According to the method of the present invention, a value of 5 to 8 to 9 f-m could be secured at a depth of nearly 10 mm from the product surface. Many automobile parts require strength and toughness to withstand fatigue and wear.
In particular, the surface layer of the product is critical, and by the method of the present invention,
The ability to impart overwhelmingly higher toughness to the surface layer compared to conventional methods is a major advantage. In addition, by being able to secure an impact value of 7 to 13 K9 f·Ill with a trench close to the 5th surface, sufficient toughness can be maintained even when partial cutting is performed.

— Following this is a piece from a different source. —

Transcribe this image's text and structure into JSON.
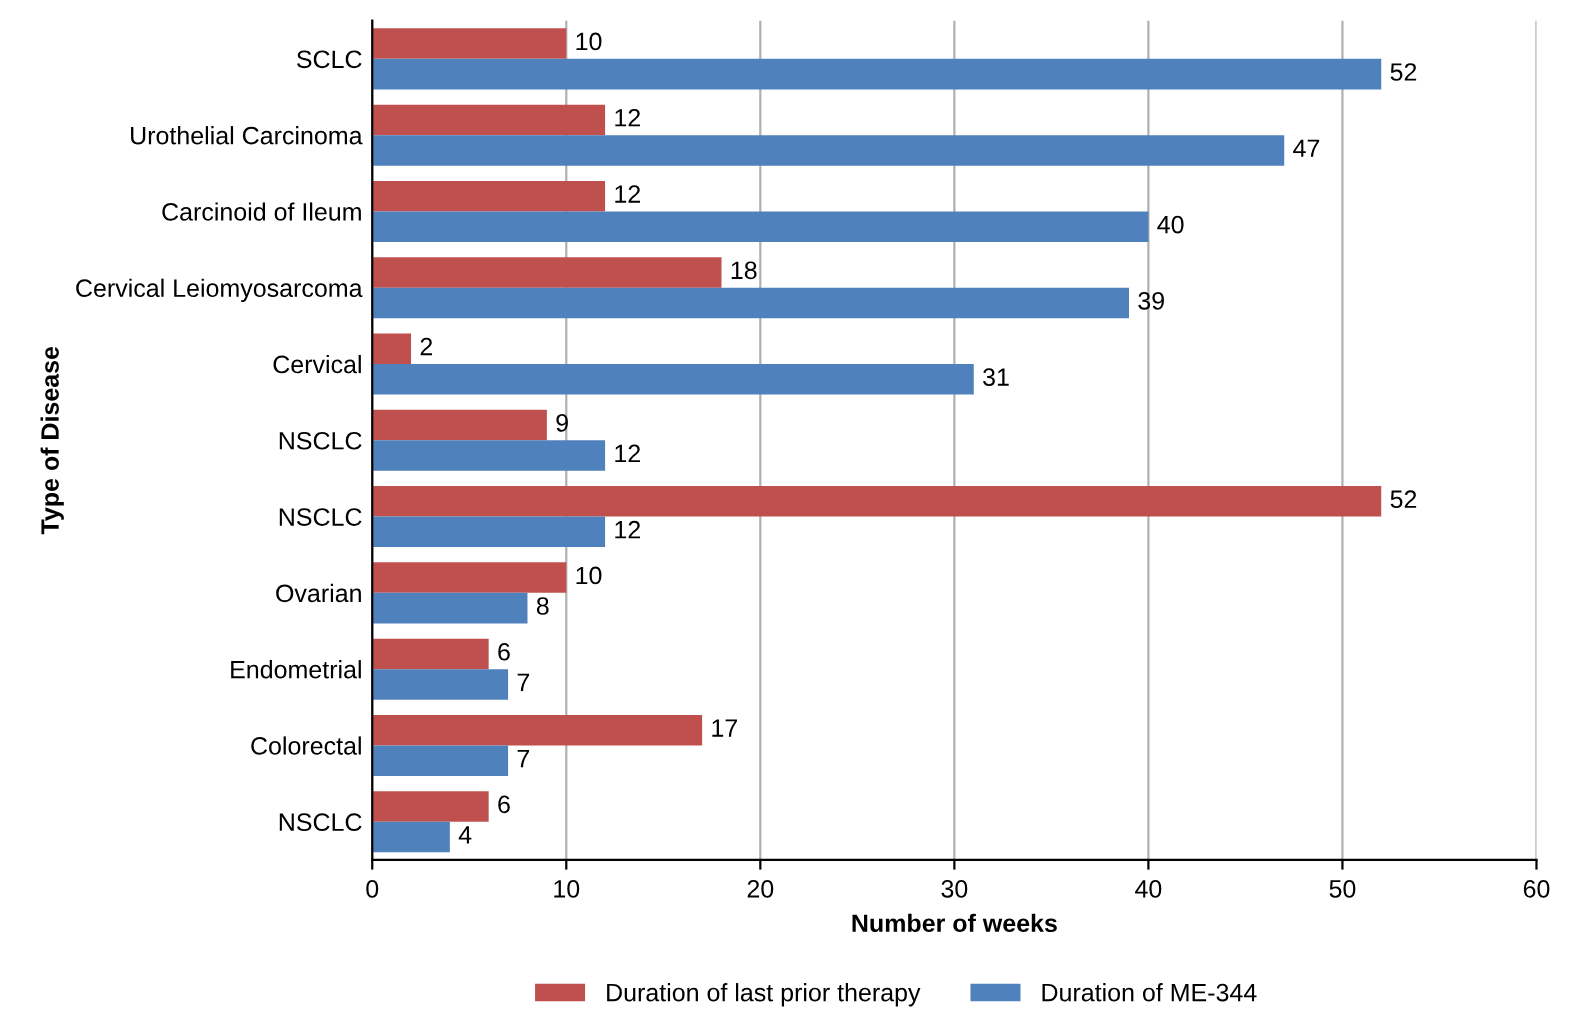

By controlling the cooling rate and temperature,
It is also useful to control the impact value distribution in the thickness direction. Furthermore, since normalizing is omitted in the present invention, as a result, the amount of heat can be reduced by nearly 30 to 40 inches.

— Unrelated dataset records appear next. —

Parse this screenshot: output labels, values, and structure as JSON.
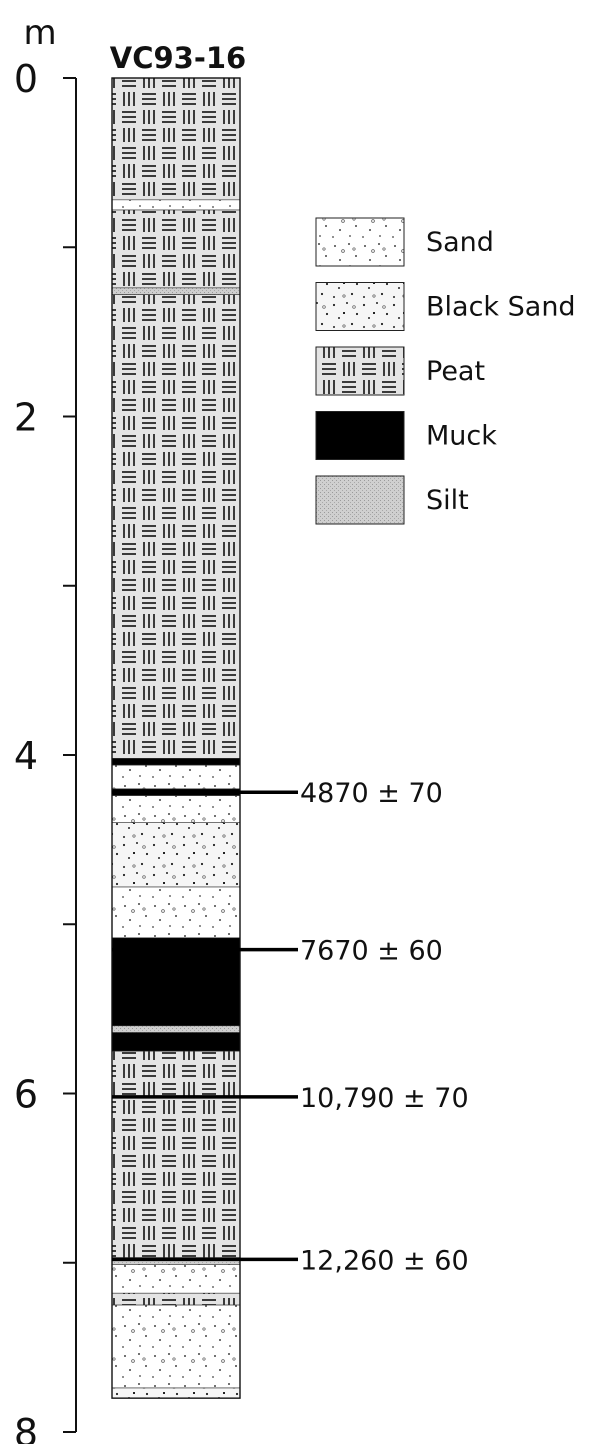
{
  "figure": {
    "unit": "m",
    "core_name": "VC93-16"
  },
  "depth_axis": {
    "ticks": [
      {
        "value": 0,
        "label": "0"
      },
      {
        "value": 1,
        "label": ""
      },
      {
        "value": 2,
        "label": "2"
      },
      {
        "value": 3,
        "label": ""
      },
      {
        "value": 4,
        "label": "4"
      },
      {
        "value": 5,
        "label": ""
      },
      {
        "value": 6,
        "label": "6"
      },
      {
        "value": 7,
        "label": ""
      },
      {
        "value": 8,
        "label": "8"
      }
    ],
    "range": [
      0,
      8
    ],
    "direction": "downward"
  },
  "legend": [
    {
      "key": "sand",
      "label": "Sand"
    },
    {
      "key": "blacksand",
      "label": "Black Sand"
    },
    {
      "key": "peat",
      "label": "Peat"
    },
    {
      "key": "muck",
      "label": "Muck"
    },
    {
      "key": "silt",
      "label": "Silt"
    }
  ],
  "lithology": [
    {
      "top": 0.0,
      "bottom": 0.72,
      "type": "peat"
    },
    {
      "top": 0.72,
      "bottom": 0.78,
      "type": "sand"
    },
    {
      "top": 0.78,
      "bottom": 1.24,
      "type": "peat"
    },
    {
      "top": 1.24,
      "bottom": 1.28,
      "type": "silt"
    },
    {
      "top": 1.28,
      "bottom": 4.02,
      "type": "peat"
    },
    {
      "top": 4.02,
      "bottom": 4.06,
      "type": "muck"
    },
    {
      "top": 4.06,
      "bottom": 4.2,
      "type": "sand"
    },
    {
      "top": 4.2,
      "bottom": 4.24,
      "type": "muck"
    },
    {
      "top": 4.24,
      "bottom": 4.4,
      "type": "sand"
    },
    {
      "top": 4.4,
      "bottom": 4.78,
      "type": "blacksand"
    },
    {
      "top": 4.78,
      "bottom": 5.08,
      "type": "sand"
    },
    {
      "top": 5.08,
      "bottom": 5.6,
      "type": "muck"
    },
    {
      "top": 5.6,
      "bottom": 5.64,
      "type": "silt"
    },
    {
      "top": 5.64,
      "bottom": 5.75,
      "type": "muck"
    },
    {
      "top": 5.75,
      "bottom": 6.97,
      "type": "peat"
    },
    {
      "top": 6.97,
      "bottom": 7.01,
      "type": "silt"
    },
    {
      "top": 7.01,
      "bottom": 7.18,
      "type": "sand"
    },
    {
      "top": 7.18,
      "bottom": 7.25,
      "type": "peat"
    },
    {
      "top": 7.25,
      "bottom": 7.74,
      "type": "sand"
    },
    {
      "top": 7.74,
      "bottom": 7.8,
      "type": "blacksand"
    }
  ],
  "radiocarbon_dates": [
    {
      "depth": 4.22,
      "label": "4870 ± 70"
    },
    {
      "depth": 5.15,
      "label": "7670 ± 60"
    },
    {
      "depth": 6.02,
      "label": "10,790 ± 70"
    },
    {
      "depth": 6.98,
      "label": "12,260 ± 60"
    }
  ]
}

As stated above, the present invention can reduce the heat costs involved in manufacturing mechanical parts, and at the same time improve the properties of the parts compared to the conventional ones, and has extremely large industrial benefits.

Chapter 1 Table

[Brief explanation of drawings]

Fig. 1 is a block diagram showing the process by the conventional hot forging method, Fig. 2 is a flock diagram showing the process by the hot forging method of the present invention, and Fig. 3 is a schematic diagram showing an example of the shape of an upturned product. Figure 4 is a diagram that does not show the distribution of impact values in the town. 1... Steel material, 2... Heating 13... Hot forging, 4...
・・Normalizing, 5.・Partial cutting, 6.・Machine parts,
7...Rapid cooling. Patent Applicant Representative Patent Attorney Tomoyuki Yafuki (and 1 other person 9) Figure 1 Figure 2 Figure 3 Figure 4

Claims (1)

[Claims] After heating the steel material to 1100℃ or higher,
Rapidly cool the 10mm section to below 1000℃, and immediately
A hot forging method characterized by the addition of this forging process.